Close to You: Massachusetts Museum of Contemporary Art
Chloë Bass and Kang Seung Lee included in the group exhibition Close to You at MASS MoCA, North Adams, MA.
MASS MoCA's press release follows:
MASS MoCA presents Close to You, a group exhibition that gathers the work of artists who probe the capacity of the visual arts to conjure feelings of closeness — both to others and to ourselves. On view from Saturday, April 3, through January 2022, in the Michael & Agnese Meehan Gallery, the exhibition features the work of Laura Aguilar, Chloë Bass, Maren Hassinger, Eamon Ore-Giron, Clifford Prince King, and Kang Seung Lee.
In its most ubiquitous form, “kinship” describes the bonds of a family, privileging relationships born of biology and of blood. Close to You adopts a more fluid framing of the term, expanding its boundaries to account for queer, amorphous, and solitary forms of intimacy. The exhibition frames kinship as a practice of care, foregrounding the ways in which a feeling of belonging can be a nurturing and restorative force.
“Organized during the earliest months of the COVID-19 pandemic, Close to You is an invitation to audiences to reflect upon kinship in the wake of loss — of life, or normalcy, of togetherness — with the hope of providing a space for respite and renewal,” says curator Nolan Jimbo, a second-year student in the Williams College Graduate Program in the History of Art.
Close to You also considers the relationship between kinship and identity. In the United States, access to kinship has been historically obstructed – by law and public aversion – based on race and sexuality. In light of these inequities, the exhibition centers the practices of queer and BIPOC artists who envision ways of belonging that exceed the limits of heteronormativity, government recognition, and — in certain instances — even sociality. These artists recognize the deep connections formed between people, as well as affinities with places, materials, and histories.
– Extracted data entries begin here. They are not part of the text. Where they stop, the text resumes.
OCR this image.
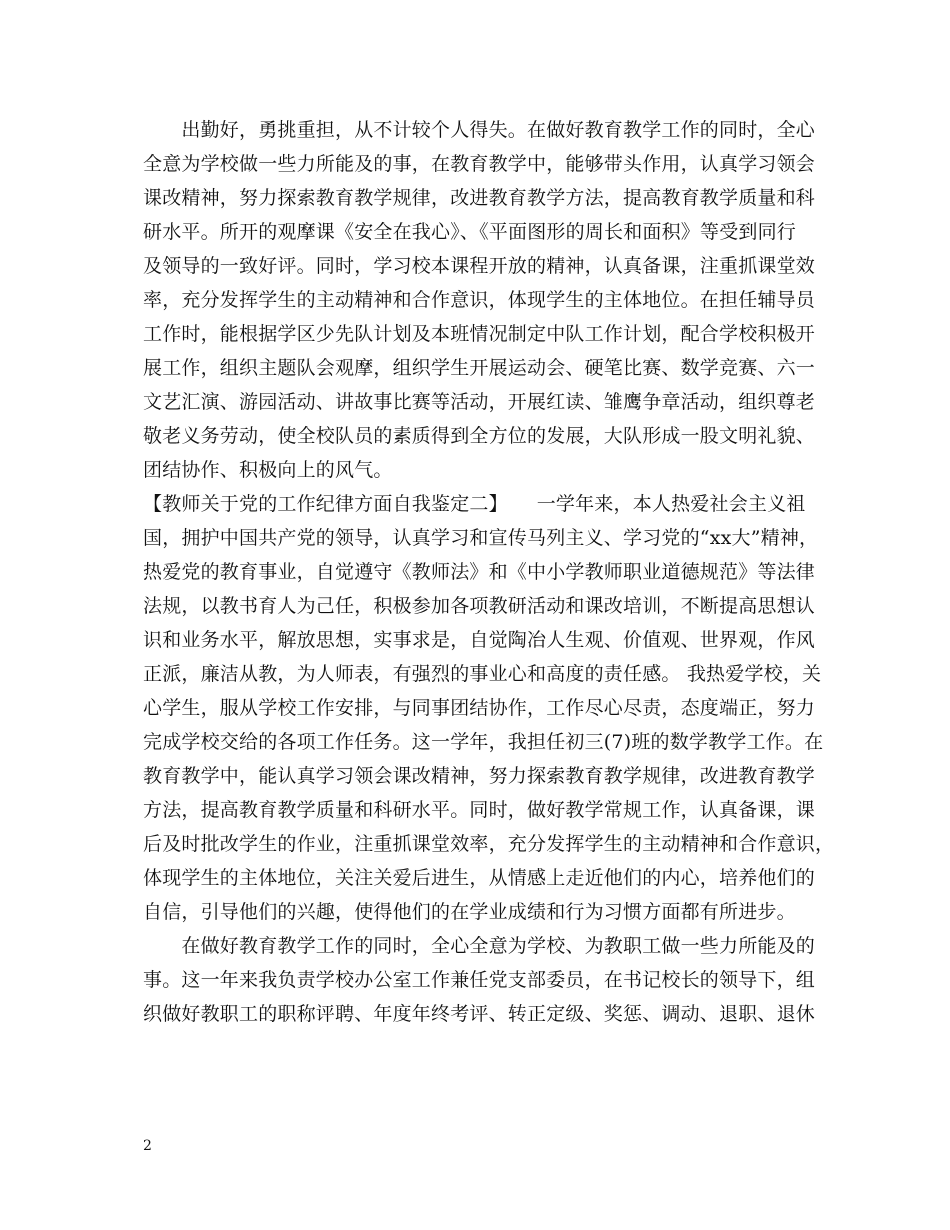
　　出勤好，勇挑重担，从不计较个人得失。在做好教育教学工作的同时，全心
全意为学校做一些力所能及的事，在教育教学中，能够带头作用，认真学习领会
课改精神，努力探索教育教学规律，改进教育教学方法，提高教育教学质量和科
研水平。所开的观摩课《安全在我心》、《平面图形的周长和面积》等受到同行
及领导的一致好评。同时，学习校本课程开放的精神，认真备课，注重抓课堂效
率，充分发挥学生的主动精神和合作意识，体现学生的主体地位。在担任辅导员
工作时，能根据学区少先队计划及本班情况制定中队工作计划，配合学校积极开
展工作，组织主题队会观摩，组织学生开展运动会、硬笔比赛、数学竞赛、六一
文艺汇演、游园活动、讲故事比赛等活动，开展红读、雏鹰争章活动，组织尊老
敬老义务劳动，使全校队员的素质得到全方位的发展，大队形成一股文明礼貌、
团结协作、积极向上的风气。
【教师关于党的工作纪律方面自我鉴定二】　　一学年来，本人热爱社会主义祖
国，拥护中国共产党的领导，认真学习和宣传马列主义、学习党的“xx大”精神，
热爱党的教育事业，自觉遵守《教师法》和《中小学教师职业道德规范》等法律
法规，以教书育人为己任，积极参加各项教研活动和课改培训，不断提高思想认
识和业务水平，解放思想，实事求是，自觉陶冶人生观、价值观、世界观，作风
正派，廉洁从教，为人师表，有强烈的事业心和高度的责任感。 我热爱学校，关
心学生，服从学校工作安排，与同事团结协作，工作尽心尽责，态度端正，努力
完成学校交给的各项工作任务。这一学年，我担任初三(7)班的数学教学工作。在
教育教学中，能认真学习领会课改精神，努力探索教育教学规律，改进教育教学
方法，提高教育教学质量和科研水平。同时，做好教学常规工作，认真备课，课
后及时批改学生的作业，注重抓课堂效率，充分发挥学生的主动精神和合作意识，
体现学生的主体地位，关注关爱后进生，从情感上走近他们的内心，培养他们的
自信，引导他们的兴趣，使得他们的在学业成绩和行为习惯方面都有所进步。
　　在做好教育教学工作的同时，全心全意为学校、为教职工做一些力所能及的
事。这一年来我负责学校办公室工作兼任党支部委员，在书记校长的领导下，组
织做好教职工的职称评聘、年度年终考评、转正定级、奖惩、调动、退职、退休
2
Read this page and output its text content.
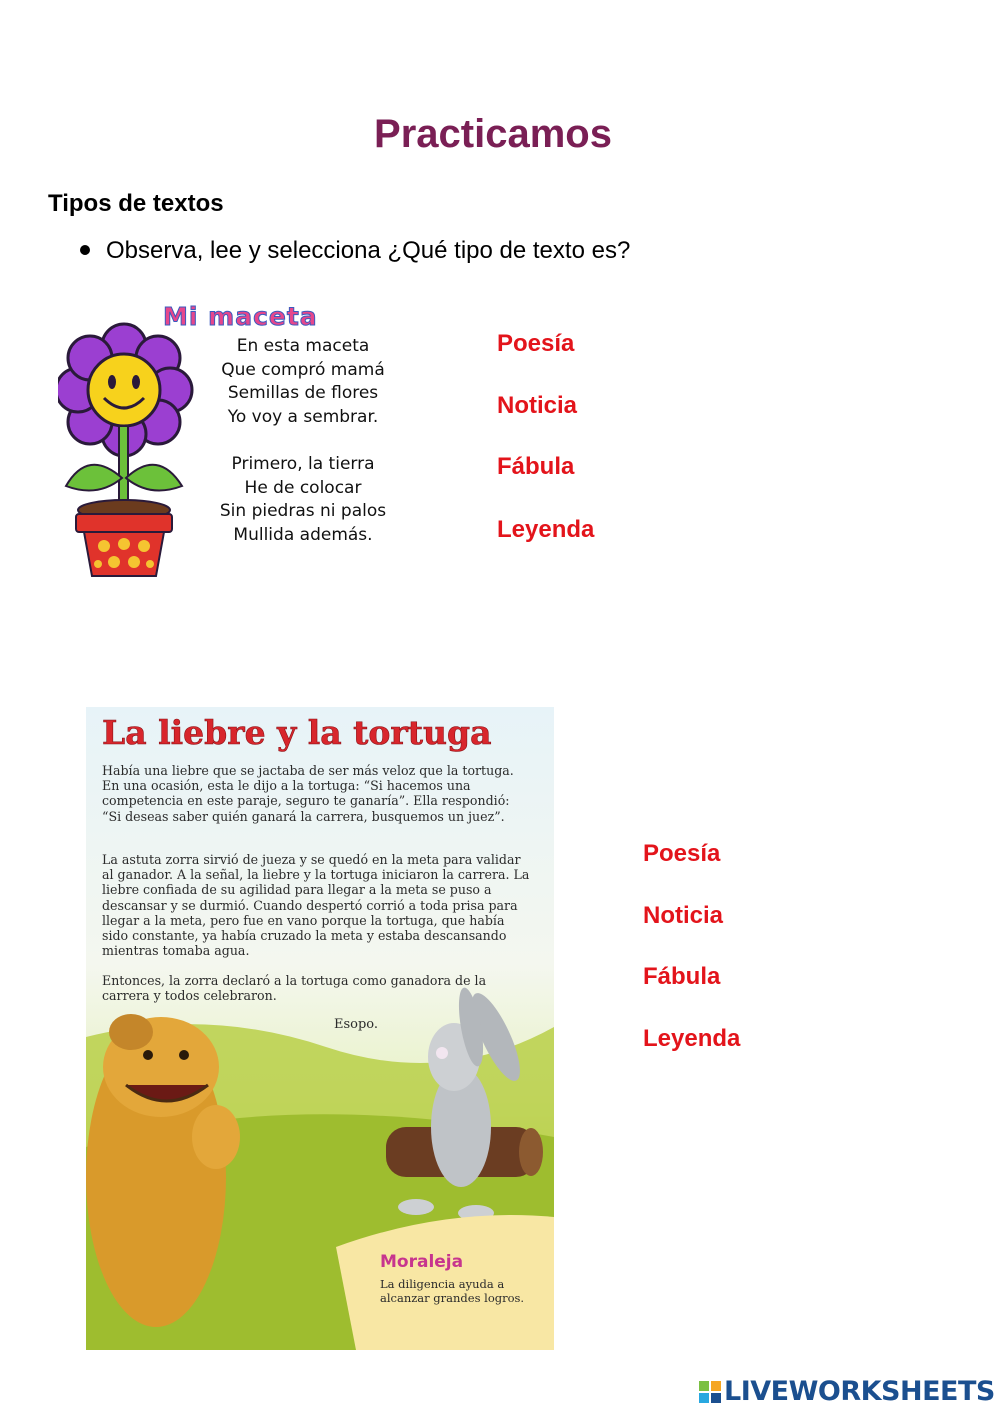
Practicamos
Tipos de textos
Observa, lee y selecciona ¿Qué tipo de texto es?
Mi maceta
En esta maceta
Que compró mamá
Semillas de flores
Yo voy a sembrar.
Primero, la tierra
He de colocar
Sin piedras ni palos
Mullida además.
Poesía
Noticia
Fábula
Leyenda
La liebre y la tortuga

Había una liebre que se jactaba de ser más veloz que la tortuga. En una ocasión, esta le dijo a la tortuga: “Si hacemos una competencia en este paraje, seguro te ganaría”. Ella respondió: “Si deseas saber quién ganará la carrera, busquemos un juez”.

La astuta zorra sirvió de jueza y se quedó en la meta para validar al ganador. A la señal, la liebre y la tortuga iniciaron la carrera. La liebre confiada de su agilidad para llegar a la meta se puso a descansar y se durmió. Cuando despertó corrió a toda prisa para llegar a la meta, pero fue en vano porque la tortuga, que había sido constante, ya había cruzado la meta y estaba descansando mientras tomaba agua.

Entonces, la zorra declaró a la tortuga como ganadora de la carrera y todos celebraron.

Esopo.
Moraleja
La diligencia ayuda a alcanzar grandes logros.
Poesía
Noticia
Fábula
Leyenda
LIVEWORKSHEETS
Laura Aguilar’s self-portraits frame kinship as a relationship between self and place, rendering the artist’s nude body nearly indistinguishable from the surrounding desert terrain — an environment in which she felt a rare sense of belonging. Interconnectedness also materializes in Maren Hassinger’s Love, an installation made of pink plastic bags filled with human breath and love notes. Eamon Ore-Giron’s Infinite Regress CXXV melds indigenous and craft traditions with twentieth-century modernisms, including Brazilian Neo-Concretism and Italian Futurism. Ore-Giron explores the psychological and emotional potentials of abstraction through the arrangement of elemental shapes and patterns, producing an introspective space for the viewer.
Within the intimate photographs of Clifford Prince King, kinship manifests between individuals, materializing in the everyday rituals and moments of tender embrace shared by Black queer men. Close to You includes newly commissioned photographs by King. Kang Seung Lee’s sculpture, adopting the form of a hammock, provides a metaphorical resting place for ballet dancer and choreographer Goh Choo San, who died of an AIDS-related illness in 1987. Finding kinship within history, Lee excavates the memory of this queer Asian artist, preserving a lesser-known legacy susceptible to erasure. Finally, Chloë Bass’ conceptual artwork foregrounds moments of intimacy experienced in the everyday, calling attention to typically unexamined acts or exchanges in order to destabilize assumptions about human social behavior.